Whenever it determines that a payment is or may be required under this subsection (k), the fund shall calculate the amount of the payment and bill the participating municipality or participating instrumentality for that amount. The bill shall specify the calculations used to determine the amount due. If the participating municipality or participating instrumentality disputes the amount of the bill, it may, within 30 days after receipt of the bill, apply to the fund in writing for a recalculation. The application must specify in detail the grounds of the dispute. Upon receiving a timely application for recalculation, the fund shall review the application and, if appropriate, recalculate the amount due. The participating municipality and participating instrumentality contributions required under this subsection (k) may be paid in the form of a lump sum within 90 days after receipt of the bill.

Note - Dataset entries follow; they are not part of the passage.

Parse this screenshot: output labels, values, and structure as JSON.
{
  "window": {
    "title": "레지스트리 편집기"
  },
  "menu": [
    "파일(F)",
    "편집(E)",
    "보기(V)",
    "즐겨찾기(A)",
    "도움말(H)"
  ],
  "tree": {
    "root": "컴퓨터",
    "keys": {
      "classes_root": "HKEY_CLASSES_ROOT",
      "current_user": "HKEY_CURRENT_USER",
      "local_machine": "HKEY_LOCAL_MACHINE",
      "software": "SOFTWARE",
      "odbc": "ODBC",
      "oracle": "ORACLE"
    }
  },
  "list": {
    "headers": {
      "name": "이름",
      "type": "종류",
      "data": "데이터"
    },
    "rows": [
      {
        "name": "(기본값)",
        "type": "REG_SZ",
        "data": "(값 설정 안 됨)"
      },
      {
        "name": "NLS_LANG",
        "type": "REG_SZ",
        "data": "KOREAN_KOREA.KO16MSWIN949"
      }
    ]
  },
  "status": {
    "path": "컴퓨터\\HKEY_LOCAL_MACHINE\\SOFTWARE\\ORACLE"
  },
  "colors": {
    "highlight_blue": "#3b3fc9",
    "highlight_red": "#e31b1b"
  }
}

If the participating municipality and participating instrumentality contributions are not paid within 90 days after receipt of the bill, then interest will be charged at a rate equal to the fund's annual actuarially assumed rate of return on investment compounded annually from the 91st day after receipt of the bill. Payments must be concluded within 3 years after receipt of the bill by the participating municipality or participating instrumentality.

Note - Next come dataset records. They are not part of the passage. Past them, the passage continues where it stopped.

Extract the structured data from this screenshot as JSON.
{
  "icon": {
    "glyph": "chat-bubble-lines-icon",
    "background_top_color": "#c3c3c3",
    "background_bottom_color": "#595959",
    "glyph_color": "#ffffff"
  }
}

When assessing payment for any amount due under this subsection (k), the fund shall exclude earnings increases resulting from overload or overtime earnings.
When assessing payment for any amount due under this subsection (k), the fund shall also exclude earnings increases attributable to standard employment promotions resulting in increased responsibility and workload.
This subsection (k) does not apply to earnings increases paid to individuals under contracts or collective bargaining agreements entered into, amended, or renewed before January 1, 2012 (the effective date of Public Act 97-609), earnings increases paid to members who are 10 years or more from retirement eligibility, or earnings increases resulting from an increase in the number of hours required to be worked.
When assessing payment for any amount due under this subsection (k), the fund shall also exclude earnings attributable to personnel policies adopted before January 1, 2012 (the effective date of Public Act 97-609) as long as those policies are not applicable to employees who begin service on or after January 1, 2012 (the effective date of Public Act 97-609).